Disney + Fox: $ 52.4 billion deal to compete with Netflix and Amazon
Disney will buy out the Murdoch family-owned media and entertainment group 21st Century Fox, its main assets.
This transaction amounts to $ 52.4 billion in shares, and $ 66.1 billion, if we include 21st Century Fox’s debt.
Majority control of the Hulu streaming platform
Disney gets its hands on Fox TV and cinema studios, FX channels and National Geographic, the Indian TV channel Star, but also on 39% of the European television group Sky, and through this, on the share held by Sky in the streaming platform Hulu, competitor of Netflix.

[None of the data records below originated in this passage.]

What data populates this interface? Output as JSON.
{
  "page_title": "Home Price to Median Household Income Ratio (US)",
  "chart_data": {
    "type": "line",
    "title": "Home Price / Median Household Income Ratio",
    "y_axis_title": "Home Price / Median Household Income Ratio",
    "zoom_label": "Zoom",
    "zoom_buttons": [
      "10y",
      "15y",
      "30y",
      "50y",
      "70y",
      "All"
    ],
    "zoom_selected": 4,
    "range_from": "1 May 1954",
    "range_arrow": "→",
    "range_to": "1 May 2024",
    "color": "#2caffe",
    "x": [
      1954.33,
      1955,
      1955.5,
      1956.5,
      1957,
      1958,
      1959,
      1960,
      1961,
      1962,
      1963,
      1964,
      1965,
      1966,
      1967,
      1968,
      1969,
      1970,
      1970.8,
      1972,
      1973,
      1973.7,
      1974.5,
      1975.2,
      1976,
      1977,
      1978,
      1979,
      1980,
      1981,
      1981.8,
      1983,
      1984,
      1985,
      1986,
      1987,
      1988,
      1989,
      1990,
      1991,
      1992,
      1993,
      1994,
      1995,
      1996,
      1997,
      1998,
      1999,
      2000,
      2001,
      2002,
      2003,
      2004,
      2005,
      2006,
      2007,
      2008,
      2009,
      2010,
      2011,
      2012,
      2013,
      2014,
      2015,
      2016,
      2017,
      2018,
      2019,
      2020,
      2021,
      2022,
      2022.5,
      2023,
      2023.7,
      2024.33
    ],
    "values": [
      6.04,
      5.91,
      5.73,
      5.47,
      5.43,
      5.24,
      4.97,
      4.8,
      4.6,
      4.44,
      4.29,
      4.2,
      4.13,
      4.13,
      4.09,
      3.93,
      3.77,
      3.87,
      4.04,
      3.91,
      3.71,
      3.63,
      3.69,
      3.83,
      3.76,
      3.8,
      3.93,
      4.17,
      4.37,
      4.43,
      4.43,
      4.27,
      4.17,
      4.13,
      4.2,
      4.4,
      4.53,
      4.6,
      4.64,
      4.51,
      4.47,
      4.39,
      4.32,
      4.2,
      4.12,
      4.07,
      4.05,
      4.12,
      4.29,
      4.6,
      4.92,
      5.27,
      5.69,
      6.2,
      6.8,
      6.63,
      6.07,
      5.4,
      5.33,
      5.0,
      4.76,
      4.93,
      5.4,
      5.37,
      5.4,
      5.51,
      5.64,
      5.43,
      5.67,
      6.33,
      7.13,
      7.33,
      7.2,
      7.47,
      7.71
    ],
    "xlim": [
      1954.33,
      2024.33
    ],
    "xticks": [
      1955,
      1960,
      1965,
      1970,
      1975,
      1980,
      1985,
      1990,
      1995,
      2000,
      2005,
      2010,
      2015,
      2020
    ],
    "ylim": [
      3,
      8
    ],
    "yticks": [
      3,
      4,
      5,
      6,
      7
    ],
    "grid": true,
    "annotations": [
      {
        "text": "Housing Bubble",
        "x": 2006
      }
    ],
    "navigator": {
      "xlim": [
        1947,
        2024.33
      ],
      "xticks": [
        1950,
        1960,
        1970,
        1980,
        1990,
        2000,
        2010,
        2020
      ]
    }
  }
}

Disney, which already owns 30% of Hulu, thus takes majority control.
The Walt Disney Company intends to strengthen its content and entertainment to better face competition from the Internet and players like Netflix, Amazon and Apple. Many American households are in fact abandoning costly cable and satellite packages to turn to online platforms, in a phenomenon called cord-cutting.
40% of the American box office
In an industry disrupted by technology and new uses, content is one of the main sinews of war. Buying back these assets also allows Disney to build up an impressive catalog of content and franchises (Star Wars, X-Men, Avatar, Alien, Planet of the Apes, Ice Age, Die Hard…). According to Bloomberg, the two companies concentrated 40% of the 2016 box office in North America (by volume of tickets sold). Such a portfolio of content would easily allow Disney to launch its own subscription streaming service, as it wants to do for 2019 and / or dry up the competition.
The consolidation movement is on an unprecedented scale, and the first since the acquisition of NBCUniversal by Comcast in 2011. Due to its dimensions, it is able to upset the balances and power relations between the players in the data chain. value, in Silicon Valley as well as in Hollywood.
The sale is subject to the approval of the regulatory authorities.